Après plusieurs semaines de crispations et une suspension forcée de ses travaux, la commission d’enquête parlementaire sur la neutralité, le fonctionnement et le financement de l’audiovisuel public s’apprête à reprendre ses auditions. La reprise est annoncée pour la semaine du 19 janvier, à la suite d’une réunion exceptionnelle de son bureau organisée début janvier afin de remettre un cadre jugé indispensable au bon déroulement des débats. Cette réunion interne intervient dans un climat tendu. Fin décembre, la succession d’incidents lors de certaines auditions, impliquant notamment des responsables de Radio France, avait conduit à une interruption des travaux. Les échanges avaient alors été jugés excessifs, parfois accusatoires, au point d’alimenter un malaise jusque dans l’hémicycle et au-delà, sur les réseaux sociaux comme dans les médias. Face à cette dérive, le président de la commission a estimé nécessaire de rappeler ce qu’il considère comme des règles élémentaires de fonctionnement. L’objectif affiché est de rétablir un cadre garantissant la dignité des échanges et d’éviter toute confusion entre travail parlementaire et mise en scène politique.
Un rappel à l’ordre pour éviter la commission spectacle
Lors de cette réunion, le bureau de la commission a acté un ensemble de principes destinés à encadrer strictement les auditions à venir. Il a été rappelé que la commission ne devait en aucun cas se transformer en tribunal politique, ni en lieu de règlements de comptes individuels. Le président a insisté sur l’exigence d’un respect absolu des personnes auditionnées, condition jugée non négociable pour la poursuite des travaux. Parmi les règles avancées figure l’interdiction de toute communication en temps réel sur les réseaux sociaux pendant les auditions. L’objectif est d’éviter le détournement de propos hors contexte et la surenchère médiatique. Un engagement de sobriété a également été demandé au rapporteur, au président et aux membres du bureau dans leurs prises de parole publiques parallèles aux travaux de la commission. Autre point sensible, la question de l’usage des propos recueillis. Il a été rappelé qu’aucune déformation ou travestissement des déclarations des personnes auditionnées ne serait toléré, que ce soit dans l’espace médiatique ou sur les plateformes numériques. Enfin, il a été décidé que tous les documents évoqués ou cités au cours des auditions devraient être systématiquement communiqués au bureau de la commission, afin d’éviter toute ambiguïté sur les sources utilisées.

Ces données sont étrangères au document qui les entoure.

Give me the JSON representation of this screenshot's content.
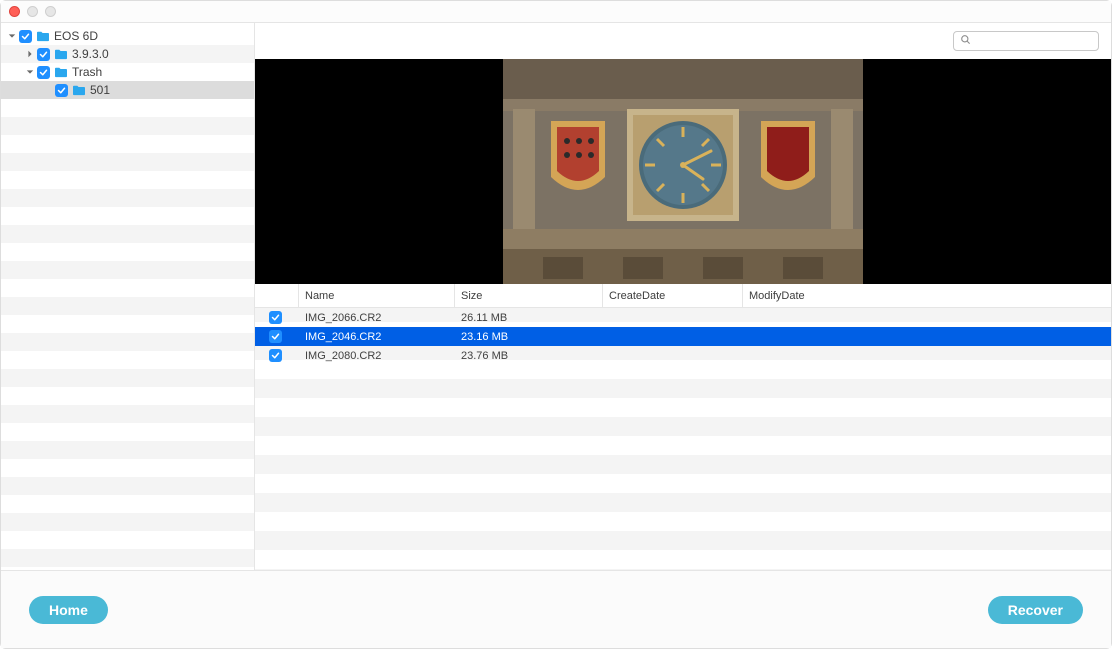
{
  "sidebar": {
    "items": [
      {
        "label": "EOS 6D",
        "indent": 6,
        "expanded": true,
        "hasChildren": true,
        "checked": true
      },
      {
        "label": "3.9.3.0",
        "indent": 24,
        "expanded": false,
        "hasChildren": true,
        "checked": true
      },
      {
        "label": "Trash",
        "indent": 24,
        "expanded": true,
        "hasChildren": true,
        "checked": true
      },
      {
        "label": "501",
        "indent": 42,
        "expanded": false,
        "hasChildren": false,
        "checked": true,
        "selected": true
      }
    ]
  },
  "search": {
    "placeholder": ""
  },
  "table": {
    "headers": {
      "name": "Name",
      "size": "Size",
      "create": "CreateDate",
      "modify": "ModifyDate"
    },
    "rows": [
      {
        "name": "IMG_2066.CR2",
        "size": "26.11 MB",
        "create": "",
        "modify": "",
        "checked": true,
        "selected": false
      },
      {
        "name": "IMG_2046.CR2",
        "size": "23.16 MB",
        "create": "",
        "modify": "",
        "checked": true,
        "selected": true
      },
      {
        "name": "IMG_2080.CR2",
        "size": "23.76 MB",
        "create": "",
        "modify": "",
        "checked": true,
        "selected": false
      }
    ]
  },
  "footer": {
    "home": "Home",
    "recover": "Recover"
  }
}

Une reprise sous surveillance étroite
Selon la présidence de la commission, ces règles ont été acceptées par le rapporteur et par l’ensemble des membres du bureau. Le président a assuré vouloir veiller personnellement, avec impartialité et indépendance, à leur application stricte. Il s’est également réservé la possibilité de prendre toute décision qu’il jugerait nécessaire au fil des auditions, si de nouveaux débordements venaient à se produire. La reprise des travaux s’annonce donc sous haute surveillance, dans un contexte où la crédibilité même de la commission a été questionnée. Le calendrier précis des prochaines auditions doit être communiqué dans les jours à venir, avec l’ambition affichée de recentrer les débats sur les missions, le financement et la gouvernance de l’audiovisuel public, loin des affrontements personnels qui ont marqué la fin de l’année précédente. Cette relance, sous conditions, constitue un test pour le Parlement. Elle devra démontrer que la commission est capable de mener ses investigations sans céder à la tentation du spectacle, dans un dossier particulièrement sensible où les enjeux politiques, médiatiques et institutionnels s’entremêlent étroitement.